The St Kilda rally isn’t an aberration. It is the natural conclusion of the moral and intellectual collapse of Australian conservatism.
Scott Morrison deserves some praise. It’s not often a half-hearted condemnation of neo-Nazis deserves plaudits, but achievement is relative – among Australian conservatives, unequivocal criticism of the far right now puts you well ahead of the pack. That’s about the lowest bar that you can set, but rather than stepping over it, much of the commentariat takes it as an invitation to a limbo contest. The same people always claiming that “everything is racist now” seem to have decided that nothing is, not even Roman salutes.
This is why Scott Morrison can attack the gestures on display on the weekend, but he can’t attack the sentiments: because they’re shared by people on his front bench. “I have repeatedly asked of the crime-plagued Sudanese in particular: who let them in?” asked Andrew Bolt, and that’s the loudest voice on the Australian right.
It’s true that not every local conservative is like this. But the exceptions are marginal, or powerless, or paralysed, or can’t seem to wrest the megaphone away from the bigoted.
The left-wing caricature of the right-wing is that their ideas are just a series of shoddy disguises for sexism, racism and homophobia, that conservatism is the natural home of “homophobic, anti-women, climate-change deniers”, to quote the federal minister for women, Kelly O’Dwyer.

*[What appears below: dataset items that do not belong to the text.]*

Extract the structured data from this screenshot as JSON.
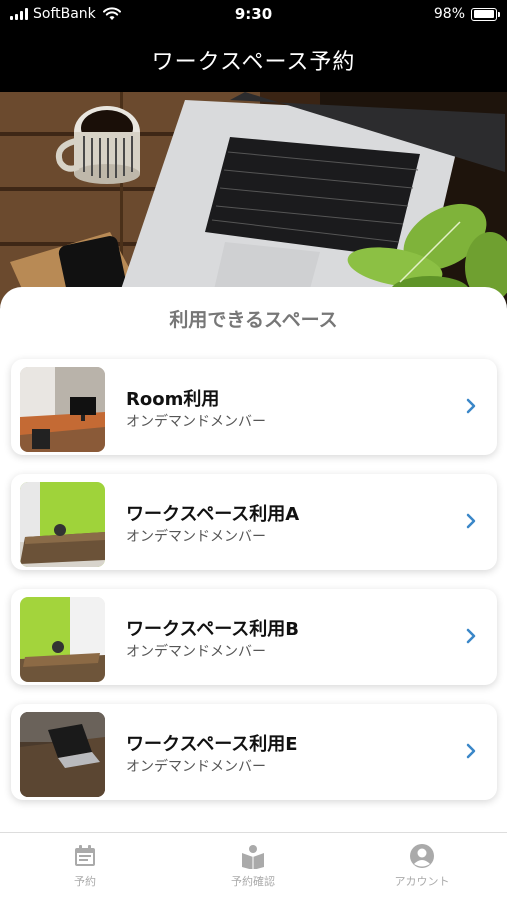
{
  "status": {
    "carrier": "SoftBank",
    "time": "9:30",
    "battery": "98%",
    "battery_level": 0.98
  },
  "header": {
    "title": "ワークスペース予約"
  },
  "section": {
    "title": "利用できるスペース"
  },
  "spaces": [
    {
      "title": "Room利用",
      "subtitle": "オンデマンドメンバー"
    },
    {
      "title": "ワークスペース利用A",
      "subtitle": "オンデマンドメンバー"
    },
    {
      "title": "ワークスペース利用B",
      "subtitle": "オンデマンドメンバー"
    },
    {
      "title": "ワークスペース利用E",
      "subtitle": "オンデマンドメンバー"
    }
  ],
  "tabs": [
    {
      "label": "予約",
      "icon": "calendar-icon"
    },
    {
      "label": "予約確認",
      "icon": "book-user-icon"
    },
    {
      "label": "アカウント",
      "icon": "account-icon"
    }
  ],
  "colors": {
    "accent": "#3a87c8",
    "header_bg": "#000000",
    "tab_inactive": "#aaaaaa"
  }
}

Who can say, here, that this wrong, when so many are determined to prove it? Where else, in the English-speaking world, is still having controversies over Sambo drawings in the 21st century? If recent years are anything to go by, the difference between the right and the far-right in Australia isn’t some ideological gulf. Too often, it’s what people are willing to say after they’ve had two beers.